La bella dedicatoria aggiunge nuovi particolari a quanto sull’infanzia del Nostro si leggeva nella lettera a Parmenione Trissino (dedicatoria del Giocatore, cfr. vol. V pag. 203). Rivivono in una nota di malinconico rimpianto i primi anni sereni, il prediletto gioco de’ burattini (germe modesto d’un glorioso avvenire), la bella casa oggi ancora esistente e la villa di Roncade con gli artistici spassi, cari al nonno gaudente. Ma questo nonno lo conobbe il Goldoni, come la presente lettera e le Memorie (P. I, cap. I) recisamente affermano? O Carlo Alessio morì già tra il 1702 e il 1704, secondo un documento scoperto dal Borghi (Modena a C. G., 1907, p. 21)? Di fronte a un rogito notarile i più de’ biografi accettarono la correzione proposta dal benemerito studioso modenese. Solo il Valeri non seppe acconciarvisi, perchè gli parve inverisimile che già a cinquantaquattro anni (la presente dedica è del 1761 ) la memoria tradisse di tanto il Goldoni (Una bugia di C. G. La Ross. Internaz., 15 maggio, 1912, p. 201).

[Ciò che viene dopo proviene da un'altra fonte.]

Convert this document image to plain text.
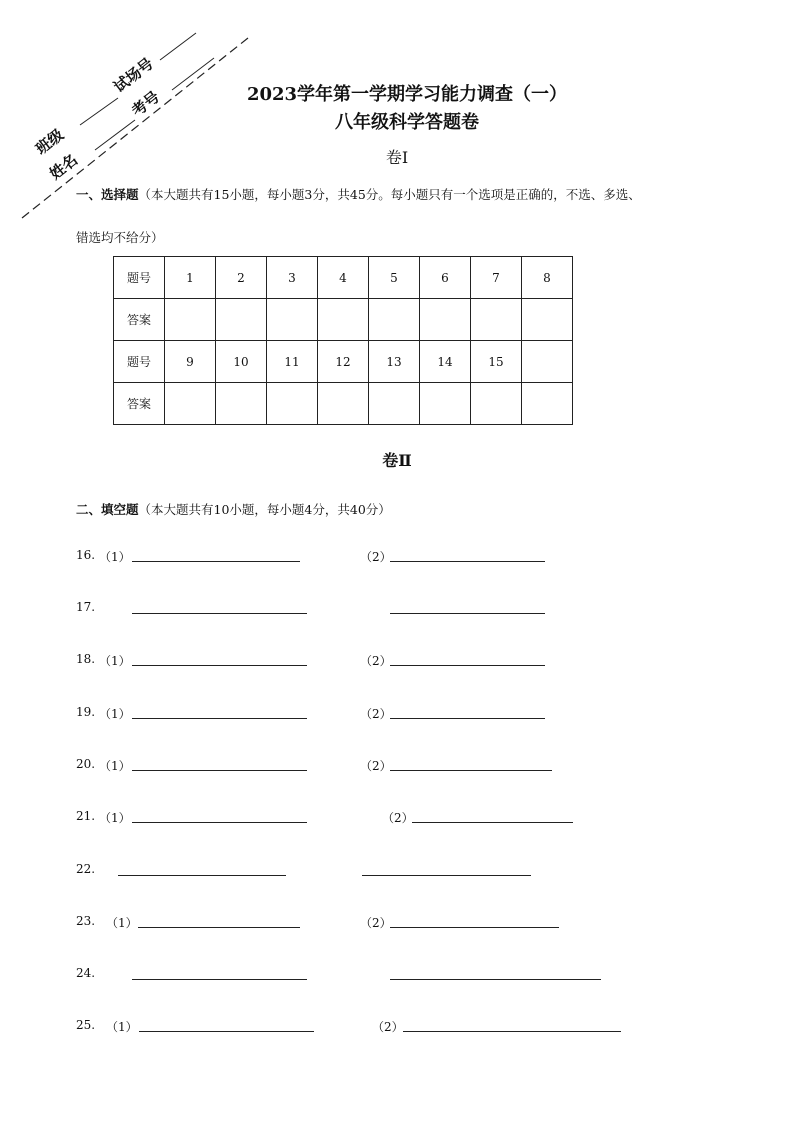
班级
试场号
姓名
考号	2023学年第一学期学习能力调查（一）
八年级科学答题卷
卷Ⅰ
一、选择题（本大题共有15小题，每小题3分，共45分。每小题只有一个选项是正确的，不选、多选、
错选均不给分）
题号	1	2	3	4	5	6	7	8
答案								
题号	9	10	11	12	13	14	15	
答案								
卷Ⅱ
二、填空题（本大题共有10小题，每小题4分，共40分）
16. （1）	（2）
17.
18. （1）	（2）
19. （1）	（2）
20. （1）	（2）
21. （1）	（2）
22.
23. （1）	（2）
24.
25. （1）	（2）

Gli Zanetti «erano anticamente marzeri all’insegna del Carro a S. Maria Mater Domini... Vennero fatti conti dall’imperatore Leopoldo... Si gloriano dei due fratelli Anton Maria e Girolamo» (Tassini. Cittadini Veneziani, Manoscritto del Museo Correr, V, p. 128; cfr. ancora del Tassini: Curiosità veneziane, a pag. 786). E di Anton Maria, bibliotecario della Marciana, e di Girolamo, professore a Padova, fu cugino il dedicatario. Per le nozze d’un nipote del quale, Anton Maria anch’esso, con Giustina Gabriel il Goldoni pubblicò un Capitolo (Museo Correr, P. D. 5098. Non lo registra A. G. Spinelli). Il nome degli Zanetti si legge più volte nei carteggi goldoniani (Masi, pp. 217, 279: Spinelli, Fogli, ecc., p. 73).
E. M.
Il Ricco insidiato uscì a stampa la prima volta nei l. VII del Nuovo Teatro Comico dell’Avv. C. G. edito a Venezia dal Pitteri, nell’anno 1761; e fu l’anno stesso e ne! 1775 ristampato a Bologna (a S. Tomaso d’Aquino). Fu impresso nuovamente a Torino (Guibert e Orgeas X. 1776), a Livorno (Masi VI. 1788). a Lucca (Bonsignori VIII. 1789) a Venezia (Savioli VII, 1773; Zatta cl. 3a, II, 1792) e forse altrove nel Settecento. Non si trova nei volumi editi dal Pasquali. — La presente ristampa seguì con maggior fedeltà il testo del Pitteri, curato dall’autore. Valgono le solite avvertenze.